Tactics Journal

by Kyle Boas

Analyzing football tactics

Rico Lewis deserves to start regularly

May 7, 2023 - 67 days since his last start, 18-year-old Rico Lewis reminded everyone why he deserves to start regularly for Manchester City when they played Leeds yesterday.

I forgot how crisp his touches were and how good he is at moving to open space for others. His spatial awareness, tight control, and agility set him apart from other options in that inverted full-back position.

I’d put him above John Stones in quality for that position, but Stones has years more experience, so he edges out Lewis in the short-term. Stones is playing out of position, so the fact that he is even considered an option is remarkable.

Figure 1.1 - Lewis threads a pass to Erling Haaland.

Lewis’ ability to pick the correct pass is an underrated trait of his. In Figure 1.1, he weights the pass perfectly so that Erling Haaland doesn’t even need to break stride. The ball is planted directly on his left foot between two defenders, with one more defender breathing down his neck as he makes the pass.

Figure 2.1 - Lewis moves forward to give De Bruyne space. De Bruyne passes to Mahrez, and Lewis continues his run.
Figure 2.2 - Lewis continues his run, dragging defenders, which opens space for Gündoğan on the edge of the box.

Helping others by moving away from them to create the space needed is something Lewis excels at. The goal is not always to move to receive the ball; it is to move to create space for someone else. Drag defenders with you, and a free man will appear somewhere.

Figure 3.1 - Gündoğan passes to Lewis.
Figure 3.2 - Lewis passes to Haaland, and then immediately moves.
Figure 3.3 - Haaland receives the ball.

Pass and move. Many players, including some Manchester City players, should watch young Rico Lewis at work because he has mastered this. Between Figure 3.2 and 3.3, his movement opens the space for Haaland to run into.

The important part is that it’s immediate, no delay. Pass, move, don’t think. Defenses can’t handle it.

Figure 3.4 - Haaland drives into the space Lewis left, and then passes to Mahrez.
Figure 3.5 - Haaland and Lewis continue their run to open space behind them. Mahrez passes to Gündoğan.

Haaland follows suit. Pass and move, no delay. They’re not expecting to get the ball; they’re creating space. Every defender is distracted, they must follow Haaland, so they forget about Gündoğan on the edge of the box.

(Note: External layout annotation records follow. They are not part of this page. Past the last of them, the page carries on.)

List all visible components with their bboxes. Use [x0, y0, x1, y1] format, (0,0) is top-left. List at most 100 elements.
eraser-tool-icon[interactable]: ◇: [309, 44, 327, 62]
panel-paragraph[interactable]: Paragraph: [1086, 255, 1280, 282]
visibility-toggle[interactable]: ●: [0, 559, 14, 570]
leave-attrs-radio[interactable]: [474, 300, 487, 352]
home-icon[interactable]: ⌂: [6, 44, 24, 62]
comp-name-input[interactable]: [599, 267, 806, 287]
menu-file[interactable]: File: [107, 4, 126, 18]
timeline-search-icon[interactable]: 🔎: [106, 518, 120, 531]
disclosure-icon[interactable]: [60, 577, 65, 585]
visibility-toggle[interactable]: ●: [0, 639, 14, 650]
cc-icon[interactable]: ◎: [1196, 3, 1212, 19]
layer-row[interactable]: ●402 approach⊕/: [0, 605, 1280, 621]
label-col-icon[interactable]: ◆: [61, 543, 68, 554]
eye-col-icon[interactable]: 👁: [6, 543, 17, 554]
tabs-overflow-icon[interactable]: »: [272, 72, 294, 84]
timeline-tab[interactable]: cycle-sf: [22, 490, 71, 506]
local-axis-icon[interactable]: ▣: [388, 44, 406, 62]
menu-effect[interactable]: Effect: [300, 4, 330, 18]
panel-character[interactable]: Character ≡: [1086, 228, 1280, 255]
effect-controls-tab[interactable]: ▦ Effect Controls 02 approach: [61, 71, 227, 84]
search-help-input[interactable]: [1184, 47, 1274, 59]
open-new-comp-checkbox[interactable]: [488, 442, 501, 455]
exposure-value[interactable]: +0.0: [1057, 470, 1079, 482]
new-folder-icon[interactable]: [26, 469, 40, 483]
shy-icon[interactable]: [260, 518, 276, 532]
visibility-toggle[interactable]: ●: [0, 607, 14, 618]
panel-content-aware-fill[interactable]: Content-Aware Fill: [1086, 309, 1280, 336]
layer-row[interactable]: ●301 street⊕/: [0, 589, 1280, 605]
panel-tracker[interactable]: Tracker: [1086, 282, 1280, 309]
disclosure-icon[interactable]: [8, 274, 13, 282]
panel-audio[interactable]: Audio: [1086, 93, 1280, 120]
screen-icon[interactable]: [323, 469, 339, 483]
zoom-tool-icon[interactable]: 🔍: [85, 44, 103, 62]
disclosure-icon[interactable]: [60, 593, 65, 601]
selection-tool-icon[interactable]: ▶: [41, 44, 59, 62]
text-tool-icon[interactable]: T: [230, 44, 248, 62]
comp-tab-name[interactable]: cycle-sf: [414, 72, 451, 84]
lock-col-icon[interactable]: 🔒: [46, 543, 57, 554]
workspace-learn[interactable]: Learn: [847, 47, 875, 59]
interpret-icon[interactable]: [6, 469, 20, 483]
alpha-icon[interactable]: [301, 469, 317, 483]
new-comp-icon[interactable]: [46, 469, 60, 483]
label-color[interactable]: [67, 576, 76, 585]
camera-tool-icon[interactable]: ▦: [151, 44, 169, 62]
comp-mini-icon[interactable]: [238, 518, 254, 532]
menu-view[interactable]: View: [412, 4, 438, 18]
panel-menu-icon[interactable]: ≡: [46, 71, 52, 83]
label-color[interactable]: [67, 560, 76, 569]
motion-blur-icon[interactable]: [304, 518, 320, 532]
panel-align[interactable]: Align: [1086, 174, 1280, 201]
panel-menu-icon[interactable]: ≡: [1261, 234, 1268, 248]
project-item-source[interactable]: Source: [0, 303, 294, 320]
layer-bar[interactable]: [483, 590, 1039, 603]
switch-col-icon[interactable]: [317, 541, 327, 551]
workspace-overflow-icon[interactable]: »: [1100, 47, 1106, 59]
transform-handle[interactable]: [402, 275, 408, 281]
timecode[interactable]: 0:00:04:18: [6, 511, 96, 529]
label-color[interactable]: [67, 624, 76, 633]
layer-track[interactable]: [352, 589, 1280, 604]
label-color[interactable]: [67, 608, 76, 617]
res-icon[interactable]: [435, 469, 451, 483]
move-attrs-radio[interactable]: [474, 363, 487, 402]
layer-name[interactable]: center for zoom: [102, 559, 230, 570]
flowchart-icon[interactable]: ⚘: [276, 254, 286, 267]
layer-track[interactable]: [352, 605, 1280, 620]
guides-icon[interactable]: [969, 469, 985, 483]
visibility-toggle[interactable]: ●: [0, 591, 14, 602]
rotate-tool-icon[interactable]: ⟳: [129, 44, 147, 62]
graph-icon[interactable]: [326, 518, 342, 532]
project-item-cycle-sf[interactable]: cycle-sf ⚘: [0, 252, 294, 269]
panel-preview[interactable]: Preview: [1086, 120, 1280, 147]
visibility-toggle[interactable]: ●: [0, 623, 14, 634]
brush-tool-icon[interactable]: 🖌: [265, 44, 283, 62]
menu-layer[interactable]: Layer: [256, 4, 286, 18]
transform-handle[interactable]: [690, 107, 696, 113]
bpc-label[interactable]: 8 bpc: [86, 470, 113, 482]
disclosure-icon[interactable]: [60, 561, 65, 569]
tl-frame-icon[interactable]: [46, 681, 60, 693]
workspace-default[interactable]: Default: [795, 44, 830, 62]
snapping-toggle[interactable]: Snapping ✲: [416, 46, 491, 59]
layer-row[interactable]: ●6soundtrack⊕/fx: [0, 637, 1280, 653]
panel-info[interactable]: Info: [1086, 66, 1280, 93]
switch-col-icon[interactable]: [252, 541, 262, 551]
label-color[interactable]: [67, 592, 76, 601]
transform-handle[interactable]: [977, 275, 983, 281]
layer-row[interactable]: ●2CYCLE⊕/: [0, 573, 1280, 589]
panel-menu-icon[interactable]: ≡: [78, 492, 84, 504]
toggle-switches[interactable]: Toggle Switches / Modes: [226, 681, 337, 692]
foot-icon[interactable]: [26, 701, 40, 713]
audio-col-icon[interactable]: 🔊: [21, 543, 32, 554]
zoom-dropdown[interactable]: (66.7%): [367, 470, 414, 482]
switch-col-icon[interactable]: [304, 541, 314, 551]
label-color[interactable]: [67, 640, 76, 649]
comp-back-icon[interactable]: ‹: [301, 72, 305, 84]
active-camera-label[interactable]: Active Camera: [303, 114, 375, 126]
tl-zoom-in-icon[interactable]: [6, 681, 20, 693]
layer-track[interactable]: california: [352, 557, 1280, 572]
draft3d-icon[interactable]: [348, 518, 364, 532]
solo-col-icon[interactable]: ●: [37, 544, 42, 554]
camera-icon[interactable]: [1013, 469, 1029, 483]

Throughout the match, Lewis is constantly scanning, looking for space, seeing where there’s not enough space, then calculating the perfect move to open space.

This is something Julian Alvarez could work on. Julian doesn’t move enough. Rico Lewis is never reactive; he’s always proactive. Alvarez is reactive, but he has a high enough work-rate where, if coached, he can quickly be as active and aware as Lewis. Alvarez doesn’t seem to know when to move; there’s a delay. There can be no delay.

Figure 4.1 - Lewis passes to Haaland on his left foot out of the reach of the defender.

This post only focuses on his movement and passing. There’s more. Defensively, he’s solid, similar to a nat. He’s always buzzing around, and his work-rate, paired with his quickness, gives him enough of an edge to make him a solid complementary defender. He excels offensively.

Rico Lewis performed so well today; he should be the one to mark Rodrygo when Manchester City face Real Madrid in the Champions League Semi-Final on Tuesday.

That would allow Manuel Akanji to play right-back instead of Kyle Walker, whose poor positioning at right-back up against Vinicius Jr. really worries me. Additionally, Akanji has looked uncomfortable both on the ball and off the ball at left-back.

Nathan Ake picked up an injury in today’s match, making a trip to the Santiago Bernabéu very tricky.

A double-team of Manuel Akanji and John Stones on Vinicius Jr., with Rico Lewis 1v1 against Rodrygo with the help of Ruben Dias, is something I think would work.